Lawyer or Student-at-Law or Law Student or What?



We’re going to be joined today by Brian Jalonen, our Student-at-Law.”

This has been the standard introduction to each client of Patriot Law Group that I have met over the past year as a “student-at-law”. He looks old for a student, I imagine the client thinks. Old for a student, yet he appears wise and capable, I hope the client thinks. And ruggedly handsome.

More likely, the client thinks something like, What’s a student-at-law? Why not just say “law student”?

A “law student” is still a student at law school, such as the University of Alberta Faculty of Law. Before they will admit a new student, most law schools require the student to have completed an undergraduate degree and to have earned high marks on the LSAT (Law School Admission Test) relative to his or her peers. Law school is where a student learns the academic basics of Canadian law and develops the analytical mindset necessary to approach legal issues. It is also where the law student amasses crippling student debt. A law student has no professional standing within the legal profession. A law student cannot provide legal advice.

A “student-at-law” is a defined term within the Rules of the Law Society of Alberta (the “LSA”), which is the legal profession’s governing body in Alberta. After a law student graduates, he or she can apply to be admitted into the LSA as a “student-at-law”. A student-at-law is admitted into the LSA as part of the year-long apprenticeship period or “articles”, where he or she learns the practical application of his or her legal education by working in a law firm under the direct supervision of a senior lawyer. It is also where the student-at law learns to use the photocopier and coffee maker and subsequently questions the series of decisions that brought him or her to such a low station in life. A student-at-law has professional standing within the legal profession and is authorized to provide a broad array of legal services that are specified in the LSA’s Rules. A student-at-law has a complete legal education, often has limited experience (both in law and life), but can provide some legal advice.

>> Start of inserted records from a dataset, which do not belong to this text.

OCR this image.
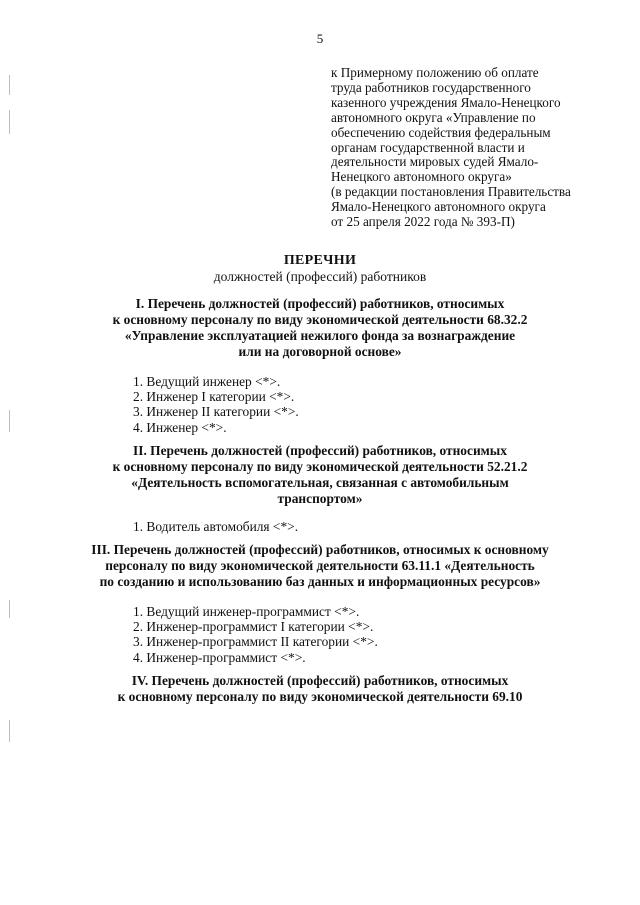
5
к Примерному положению об оплате
труда работников государственного
казенного учреждения Ямало-Ненецкого
автономного округа «Управление по
обеспечению содействия федеральным
органам государственной власти и
деятельности мировых судей Ямало-
Ненецкого автономного округа»
(в редакции постановления Правительства
Ямало-Ненецкого автономного округа
от 25 апреля 2022 года № 393-П)
ПЕРЕЧНИ
должностей (профессий) работников
I. Перечень должностей (профессий) работников, относимых
к основному персоналу по виду экономической деятельности 68.32.2
«Управление эксплуатацией нежилого фонда за вознаграждение
или на договорной основе»
1. Ведущий инженер <*>.
2. Инженер I категории <*>.
3. Инженер II категории <*>.
4. Инженер <*>.
II. Перечень должностей (профессий) работников, относимых
к основному персоналу по виду экономической деятельности 52.21.2
«Деятельность вспомогательная, связанная с автомобильным
транспортом»
1. Водитель автомобиля <*>.
III. Перечень должностей (профессий) работников, относимых к основному
персоналу по виду экономической деятельности 63.11.1 «Деятельность
по созданию и использованию баз данных и информационных ресурсов»
1. Ведущий инженер-программист <*>.
2. Инженер-программист I категории <*>.
3. Инженер-программист II категории <*>.
4. Инженер-программист <*>.
IV. Перечень должностей (профессий) работников, относимых
к основному персоналу по виду экономической деятельности 69.10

After the articling year is completed, the student-at-law can then apply to the Court to be admitted into the LSA as a lawyer. The ceremony for admission to the LSA as a lawyer is known as being “called to the bar.” After being “called”, the new lawyer is entitled to provide the full range of legal services described in the LSA’s Rules. It is also when the new lawyer starts peppering his or her speech with Latin phrases, ad nauseam.  An experienced lawyer has a complete legal education, can train new lawyers and can provide comprehensive legal advice.

In short, a law student is just a university student and a student-at-law is a lawyer in training. So when you need a lawyer, get a lawyer.